Bennett now increases the drama by introducing the Police presence, and that the house is about to take a visit.
Marjory avoids the Police question about whether she has any suspicions about someone in her family; ‘we don’t have a family, it’s just me and him, unless you count the dog’. This response gives the reader three choices as to why she answered that way, either:
- She doesn’t know what is going on
- She’s trying to protect her husband
- She’s in total denial that anything is happening at all.
With the police visit, Bennett introduces the first real challenge to Marjory’s control of the situation she’s in. Her husband has been interviewed by the police and not told her. The reader has to share the shock of this moment, and you can vividly sense her surprise at this failure on his part.
At this point, I started to wonder what it was that she was trying to protect; what had ever happened to her that led her to try and conceal a murderer.
An excellent twist that grips the reader next, is that Stuart reveals in conversation that it was his mother that reported him to the police: another shocking, compelling moment; a very unlikely, you would think, betrayal, coming as a complete surprise.
The police interest/enquiry very quickly turns into an arrest and as soon as Marjory is alone, she turns back into the solitary, deluded, muttering woman that we met at the beginning of the story.
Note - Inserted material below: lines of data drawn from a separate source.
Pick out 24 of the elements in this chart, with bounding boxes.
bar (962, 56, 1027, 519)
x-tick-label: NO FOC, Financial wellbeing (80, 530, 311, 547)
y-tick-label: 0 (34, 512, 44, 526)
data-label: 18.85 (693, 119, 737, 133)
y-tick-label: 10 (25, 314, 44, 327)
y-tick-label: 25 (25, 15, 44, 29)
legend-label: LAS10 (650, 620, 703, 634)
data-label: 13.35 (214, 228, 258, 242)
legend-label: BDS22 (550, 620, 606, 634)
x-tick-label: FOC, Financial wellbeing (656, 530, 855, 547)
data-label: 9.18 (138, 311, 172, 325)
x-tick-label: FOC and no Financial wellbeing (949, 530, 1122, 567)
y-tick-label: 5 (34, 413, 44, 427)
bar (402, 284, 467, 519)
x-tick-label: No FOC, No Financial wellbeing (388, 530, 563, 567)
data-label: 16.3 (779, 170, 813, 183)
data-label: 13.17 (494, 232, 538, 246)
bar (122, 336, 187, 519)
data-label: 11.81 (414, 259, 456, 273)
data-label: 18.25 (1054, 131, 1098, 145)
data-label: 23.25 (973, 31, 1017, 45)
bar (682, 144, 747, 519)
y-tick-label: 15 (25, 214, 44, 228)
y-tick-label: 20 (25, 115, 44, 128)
As each new event occurs e.g. excrement posted through her letterbox, she is able, once again, to contain and qualify her situation; attempting to make the bizarre and absurd seem mundane and ordinary.
As the narrator considers the evidence she’s made aware of, we find further evidence that she is withholding knowledge in order to protect her husband. Crucial evidence that means he is acquitted, relates to the fact that the dog, Tina, apparently spent time off the lead, however, Marjory knows that her husband never lets her off the lead, and, by keeping her silence, ensures that the charges against him will be dropped.
Bennett uses the timing of the court acquittal to brilliant effect, as it coincides with the discovery of the blood-soaked slacks hidden under the kennel. This discovery is the first real, tangible, material item that she has had to deal with and Bennett gives us a great sense of the fact that she is uncomfortable, and suffers her first noticeable wobble. It is as if her world has actually been violated and a sense of panic comes over her; she even ‘sneaks’ into her own house to put the slacks in a bin bag ready to dispose of them. The reader is drawn to the brilliantly co-timed acquittal and significant discovery.
Finally, in between having sex twice with him, she goes out into the yard and puts the soiled slacks back under the kennel, with Bennett giving the reader one final choice to make. Why did she do it? The final ambiguity of why Marjory decided to put the evidence back, leaving it undiscovered, is left for the reader to decide.
Given that Marjory is the main/only character and the whole story is shot through the prism of her life, it is fair to say that her qualities, views, feelings are what drives the story and hold your attention. That she is expressing confidential information is wonderful, making the reader feel ‘in on it’. That she is lonely, vulnerable and despairing will be obvious, but our ability to sympathise is less so.
Marjory holds the key to our enjoyment of this piece and the methods and techniques by which Bennett brings the characters and plot alive are varied. If I had to choose three main aspects of why I enjoyed this piece so much, they would be the humour, the dramatic timing of each new twist and Marjory’s deadpan delivery.